Centralized versus decentralized training
The described environment and training concept is implemented with seperated (decentralized) training for both learning agent types utilizing the RLlib framework. To elaborate on the difference, we compare this approach with the (legacy) centralized trained environment utilizing PettingZoo and Stable Baselines3 (SB3).
(Legacy) Configuration of centralized training
The MARL environment predpregrass_base.py
is implemented using PettingZoo, and the agents are trained using Stable-Baselines3 (SB3) PPO. Essentially this solution demonstrates how SB3 can be adapted for MARL using parallel environments and centralized training. Rewards (stepping, eating, dying and reproducing) are aggregated and can be adjusted in the environment configuration file. Basically, Stable Baseline3 is originally designed for single-agent training. This means in this solution, training utilizes only one unified network for Predators as well Prey. See here in more detail how SB3 PPO is used in the Predator-Prey-Grass multi-agent setting.

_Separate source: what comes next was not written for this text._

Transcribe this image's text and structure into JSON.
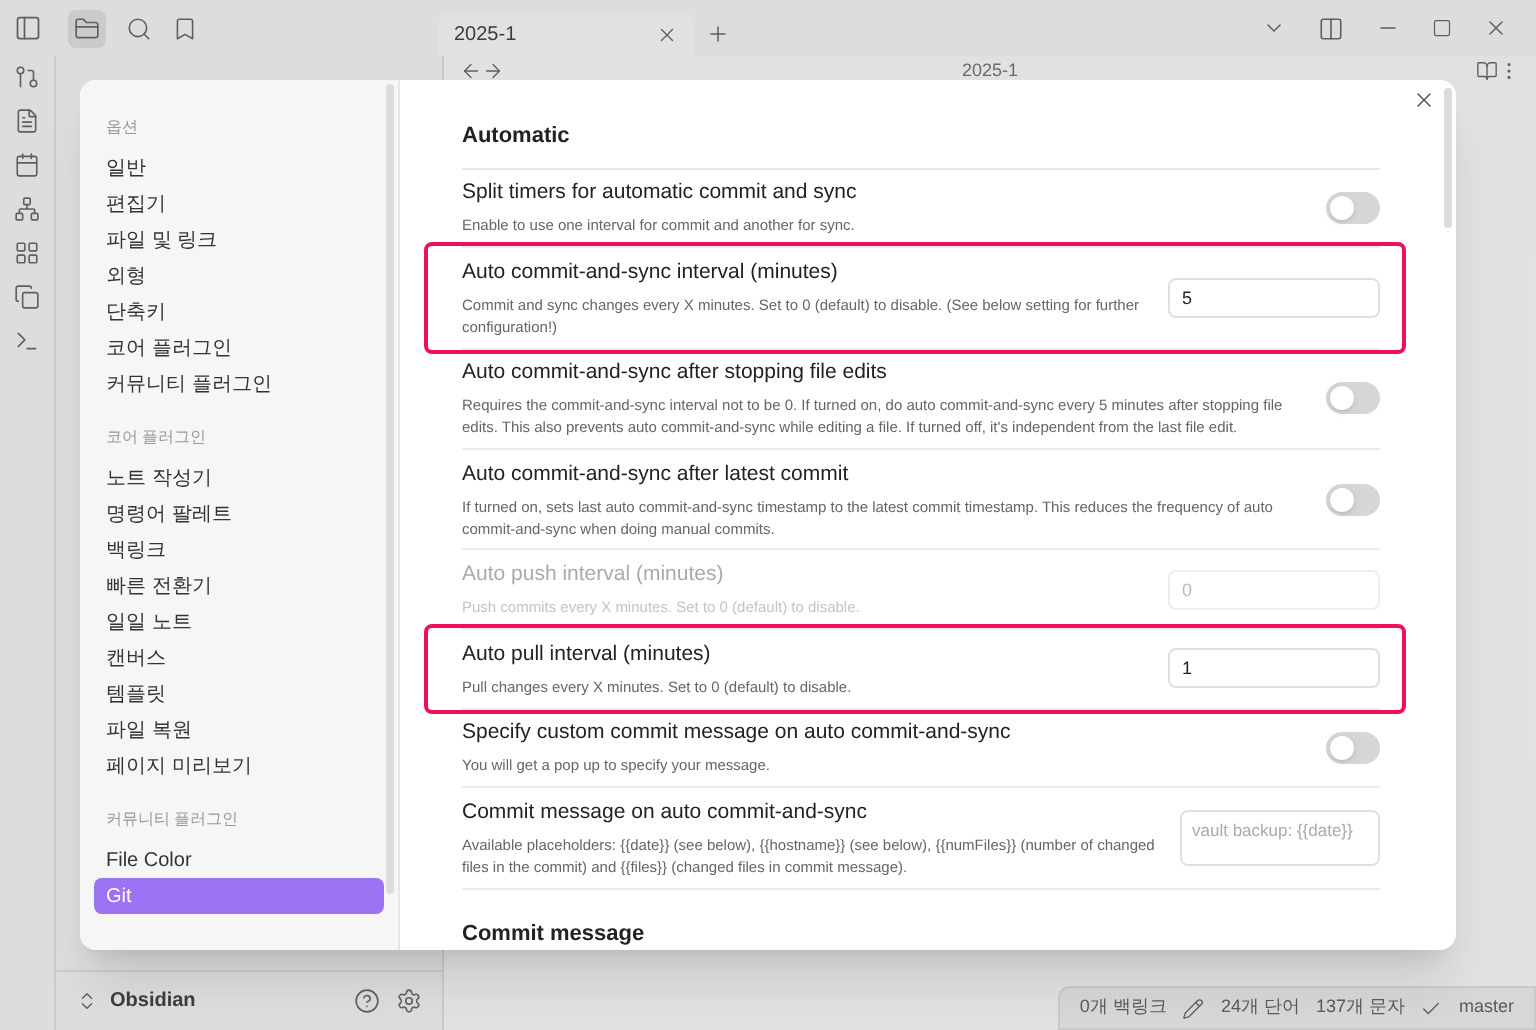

Decentralized training: Pred-Prey-Grass MARL with RLlib new API stack
Obviously, using only one network has its limitations as Predators and Prey lack true specialization in their training. The RLlib new API stack framework is able to circumvent this limitation elegantly. The environment dynamics of the RLlib environments are largely the same as in the PettingZoo environment. However, newly spawned agents are placed in the vicinity of the parent, rather than randomly spawned in the entire gridworld. The implementation under-the-hood of the setup is somewhat different, utilizing array lists to store agent data rather than implementing a separate agent class (largely a result of attempting to optimize compute time of the step
function). Similarly as in the PettingZoo environment, rewards can be adjusted in a separate environment configuration file
Training is applied in accordance with the RLlib new API stack protocol. The training configuration is more out-of-the-box than the PettingZoo/SB3 solution, but nevertheless is much more applicable to MARL in general and especially decentralized training.

A key difference of the decentralized training solution with the centralized training solution is that the concurrent agents become part of the environment rather than being part of a combined single "super" agent. Since, the environment of the centralized training solution consists only of static grass objects, the environment complexity of the decentralized training solution is dramatically increased. This is probably one of the reasons that training time of the RLlib solution is a multiple of the PettingZoo/SB3 solution.